Omid - Challenge 22

data-challenges
advanced-exercises
🔰 Convert Number To Convert
Published

March 24, 2026

Illustration for Omid - Challenge 22

Challenge Description

🔰 Convert Number To Convert

Solutions

library(tidyverse)
library(readxl)
library(english)

input = read_excel("files/CH-022 Convert Number To Text.xlsx" , range = "B2:B10")
test  = read_excel("files/CH-022 Convert Number To Text.xlsx" , range = "G2:H10")

result = input %>%
  mutate(
    number = as.character(Number),
    integer_part = map(number, ~ strsplit(.x, "\\.")[[1]][1]) %>% as.integer(),
    decimal_part = map(number, ~ strsplit(.x, "\\.")[[1]][2]) %>% as.integer()
  ) %>%
  mutate(
    integer_part_text = map_chr(integer_part, ~ as.character(as.english(.x))),
    decimal_part_text = map_chr(decimal_part, ~ as.character(as.english(.x))),
    Text = ifelse(is.na(decimal_part), 
                  integer_part_text, 
                  paste0(integer_part_text, " point ", decimal_part_text)) %>%
      str_to_sentence() %>%
      str_remove_all(" and")
  ) %>%
  select(Number, Text)
    
identical(result, test)
# [1] TRUE
  • Logic:

    • Reads the workbook ranges needed for the challenge

    • Builds the intermediate columns that drive the final result

    • Parses the text patterns directly instead of relying on manual cleanup

  • Strengths:

    • The R solution stays close to the workbook rule and keeps the transformation compact.
  • Areas for Improvement:

    • The code assumes the sheet structure and source ranges remain stable.
  • Gem:

    • The strongest part of the solution is choosing the right intermediate representation before shaping the final output.
import pandas as pd

input_data = pd.read_excel("CH-022 Convert Number To Text.xlsx", usecols="B", skiprows=1, nrows=9)
test = pd.read_excel("CH-022 Convert Number To Text.xlsx", usecols="G:H", skiprows=1, nrows=9)

ones = {
    0: "zero", 1: "one", 2: "two", 3: "three", 4: "four", 5: "five", 6: "six", 7: "seven", 8: "eight", 9: "nine",
    10: "ten", 11: "eleven", 12: "twelve", 13: "thirteen", 14: "fourteen", 15: "fifteen", 16: "sixteen",
    17: "seventeen", 18: "eighteen", 19: "nineteen"
}
tens = {2: "twenty", 3: "thirty", 4: "forty", 5: "fifty", 6: "sixty", 7: "seventy", 8: "eighty", 9: "ninety"}

def textify_whole(number: str) -> str:
    if not number:
        return ""
    n = int(number)
    if n < 20:
        return ones[n]
    if n < 100:
        t, o = divmod(n, 10)
        return tens[t] if o == 0 else f"{tens[t]}-{ones[o]}"
    if n < 1000:
        h, rem = divmod(n, 100)
        tail = textify_whole(str(rem)).strip()
        return f"{ones[h]} hundred" if rem == 0 else f"{ones[h]} hundred {tail}"
    th, rem = divmod(n, 1000)
    tail = textify_whole(str(rem)).strip()
    return f"{ones[th]} thousand" if rem == 0 else f"{ones[th]} thousand {tail}"

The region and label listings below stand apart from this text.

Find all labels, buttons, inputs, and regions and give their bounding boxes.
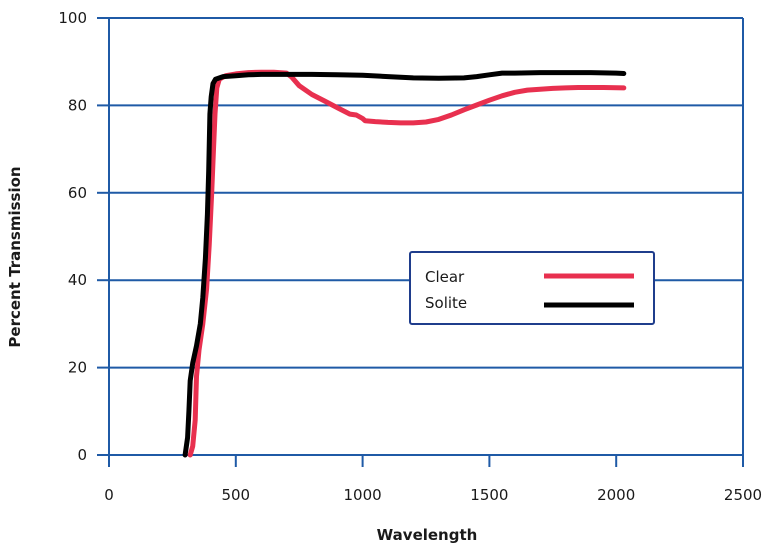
series-line-solite	[182, 70, 627, 458]
legend: Clear Solite	[409, 251, 655, 325]
x-tick-label-0: 0	[104, 486, 114, 504]
x-tick-label-1500: 1500	[470, 486, 508, 504]
y-tick-label-80: 80	[68, 96, 87, 114]
y-tick-label-60: 60	[68, 184, 87, 202]
axes	[97, 17, 744, 467]
legend-label-solite: Solite	[425, 294, 467, 312]
y-tick-label-100: 100	[58, 9, 87, 27]
x-axis-title: Wavelength	[377, 526, 478, 544]
y-axis-title: Percent Transmission	[6, 166, 24, 347]
x-tick-label-500: 500	[221, 486, 250, 504]
legend-label-clear: Clear	[425, 268, 465, 286]
x-tick-label-1000: 1000	[344, 486, 382, 504]
legend-box	[409, 251, 655, 325]
y-tick-label-0: 0	[77, 446, 87, 464]
y-tick-label-40: 40	[68, 271, 87, 289]
x-tick-label-2500: 2500	[724, 486, 762, 504]
y-tick-label-20: 20	[68, 359, 87, 377]
x-tick-label-2000: 2000	[597, 486, 635, 504]
series-lines	[182, 69, 627, 458]
series-line-clear	[187, 69, 627, 458]
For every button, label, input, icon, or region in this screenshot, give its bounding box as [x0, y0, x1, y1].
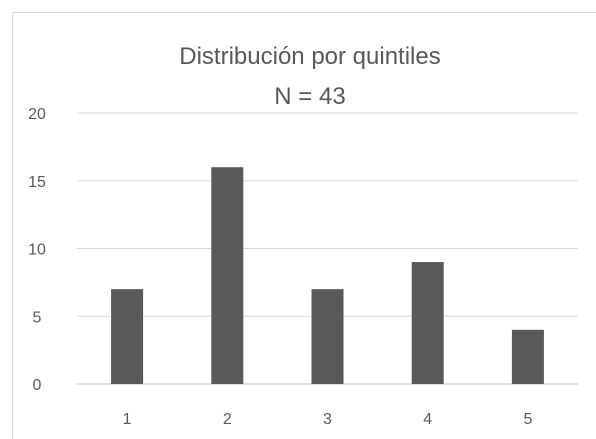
bar — [111, 289, 144, 384]
y-tick-label: 20 — [28, 106, 46, 123]
x-tick-label: 5 — [523, 411, 532, 428]
x-tick-label: 2 — [223, 411, 232, 428]
x-tick-label: 3 — [323, 411, 332, 428]
y-tick-label: 5 — [33, 309, 42, 326]
bar — [211, 167, 244, 384]
y-tick-label: 15 — [28, 174, 46, 191]
bars — [111, 167, 544, 384]
y-axis-ticks: 0 5 10 15 20 — [28, 106, 46, 394]
y-tick-label: 10 — [28, 242, 46, 259]
x-tick-label: 1 — [123, 411, 132, 428]
chart-title: Distribución por quintiles — [179, 43, 440, 70]
x-axis-ticks: 1 2 3 4 5 — [123, 411, 533, 428]
y-tick-label: 0 — [33, 377, 42, 394]
bar — [511, 329, 544, 384]
bar — [311, 289, 344, 384]
bar — [411, 262, 444, 384]
x-tick-label: 4 — [423, 411, 432, 428]
chart-frame — [12, 12, 596, 439]
chart-subtitle: N = 43 — [274, 83, 345, 110]
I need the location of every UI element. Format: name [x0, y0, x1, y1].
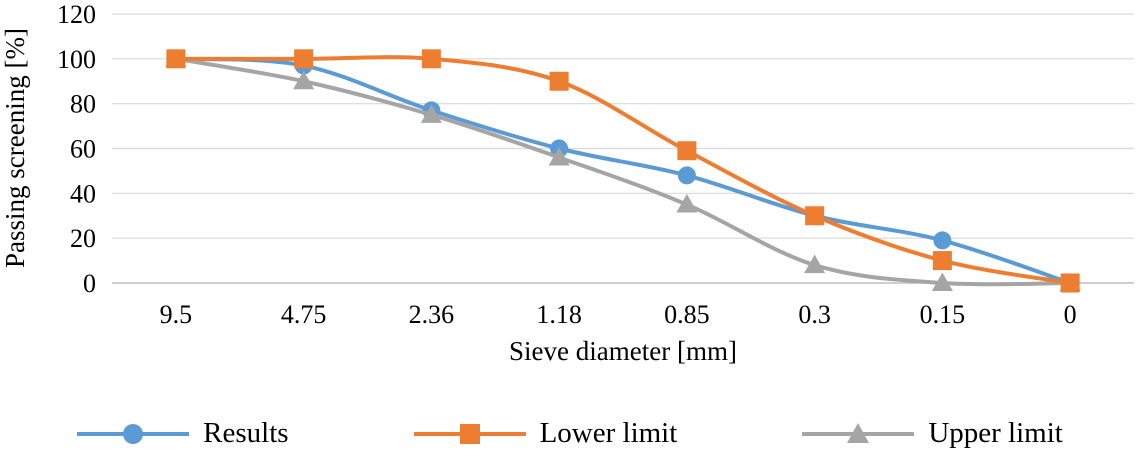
marker-triangle-upper-limit	[804, 254, 826, 274]
upper-limit-line-marker-icon	[802, 422, 915, 443]
legend-label-lower-limit: Lower limit	[539, 417, 678, 449]
series-line-upper-limit	[173, 56, 1073, 287]
y-tick-label: 0	[83, 269, 96, 298]
x-tick-label: 0.15	[920, 300, 966, 329]
x-tick-label: 0.85	[664, 300, 710, 329]
y-axis-title: Passing screening [%]	[0, 28, 30, 268]
legend-label-upper-limit: Upper limit	[928, 417, 1063, 449]
y-tick-label: 100	[57, 45, 96, 74]
x-tick-label: 2.36	[409, 300, 455, 329]
legend-item-lower-limit: Lower limit	[413, 417, 678, 449]
y-tick-label: 40	[70, 179, 96, 208]
series-line-results	[173, 56, 1073, 285]
chart-legend: Results Lower limit Upper limit	[0, 419, 1140, 448]
marker-triangle-upper-limit	[420, 104, 442, 123]
marker-square-lower-limit	[1060, 273, 1080, 293]
marker-circle-results	[677, 166, 696, 185]
marker-square-lower-limit	[549, 71, 569, 91]
marker-triangle-upper-limit	[548, 146, 570, 166]
y-tick-label: 20	[70, 224, 96, 253]
marker-square-lower-limit	[294, 49, 314, 69]
x-tick-label: 0.3	[798, 300, 831, 329]
marker-square-lower-limit	[166, 49, 186, 69]
legend-label-results: Results	[203, 417, 289, 449]
marker-circle-results	[933, 231, 952, 250]
x-tick-label: 9.5	[160, 300, 193, 329]
marker-square-lower-limit	[677, 141, 697, 161]
x-axis-title: Sieve diameter [mm]	[509, 336, 737, 366]
x-tick-label: 0	[1064, 300, 1077, 329]
legend-item-upper-limit: Upper limit	[802, 419, 1063, 448]
lower-limit-line-marker-icon	[413, 423, 526, 444]
marker-square-lower-limit	[932, 251, 952, 271]
chart-plot: Passing screening [%] Sieve diameter [mm…	[0, 0, 1134, 366]
legend-item-results: Results	[77, 417, 289, 449]
marker-triangle-upper-limit	[293, 70, 315, 90]
y-tick-label: 60	[70, 135, 96, 164]
marker-triangle-upper-limit	[676, 194, 698, 213]
marker-square-lower-limit	[805, 206, 825, 226]
y-tick-label: 120	[57, 0, 96, 29]
x-tick-label: 4.75	[281, 300, 327, 329]
y-tick-label: 80	[70, 90, 96, 119]
marker-triangle-upper-limit	[931, 272, 953, 291]
marker-square-lower-limit	[421, 49, 441, 69]
series-line-lower-limit	[173, 55, 1073, 285]
results-line-marker-icon	[77, 423, 190, 444]
x-tick-label: 1.18	[536, 300, 582, 329]
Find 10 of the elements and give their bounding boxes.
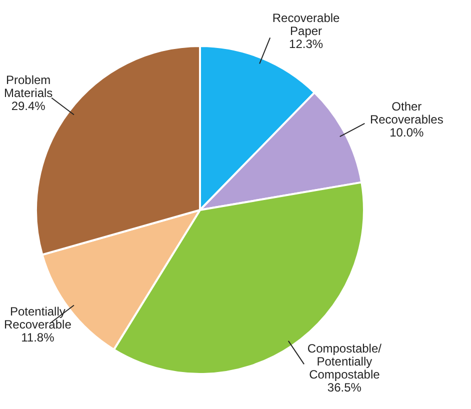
slice-label: Problem Materials xyxy=(4,73,53,100)
slice-label: Compostable/Potentially Compostable xyxy=(307,341,382,382)
data-label: 36.5% xyxy=(327,380,362,394)
data-label: 11.8% xyxy=(21,330,55,345)
slice-label: Recoverable Paper xyxy=(272,10,340,38)
slice-label: Other Recoverables xyxy=(370,100,444,127)
data-label: 29.4% xyxy=(11,99,46,114)
data-label: 12.3% xyxy=(289,36,324,51)
slice-label: Potentially Recoverable xyxy=(4,304,72,332)
data-label: 10.0% xyxy=(390,126,424,140)
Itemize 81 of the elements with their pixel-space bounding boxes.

def textify_number(number):
    text = str(number)
    if "." in text:
        whole, dec = text.split(".", 1)
        out = f"{textify_whole(whole)} point {textify_whole(str(int(dec)))}"
    else:
        out = textify_whole(text)
    return out.capitalize()

result = input_data.assign(Text=input_data["Number"].map(textify_number))
print(result.equals(test))
  • Logic:

    • Reads the workbook ranges needed for the challenge

    • Builds the intermediate columns that drive the final result

  • Strengths:

    • The Python version follows the same rule in a direct dataframe-oriented implementation.
  • Areas for Improvement:

    • The code assumes the workbook layout remains stable, so any sheet redesign would require small adjustments.
  • Gem:

    • The implementation stays close to the original workbook rule instead of adding unnecessary abstraction.

Difficulty Level

This task is moderate:

  • The core logic is clear, but the correct transformation pattern is not obvious from the raw input.

  • The challenge combines multiple reshaping, grouping, or parsing steps.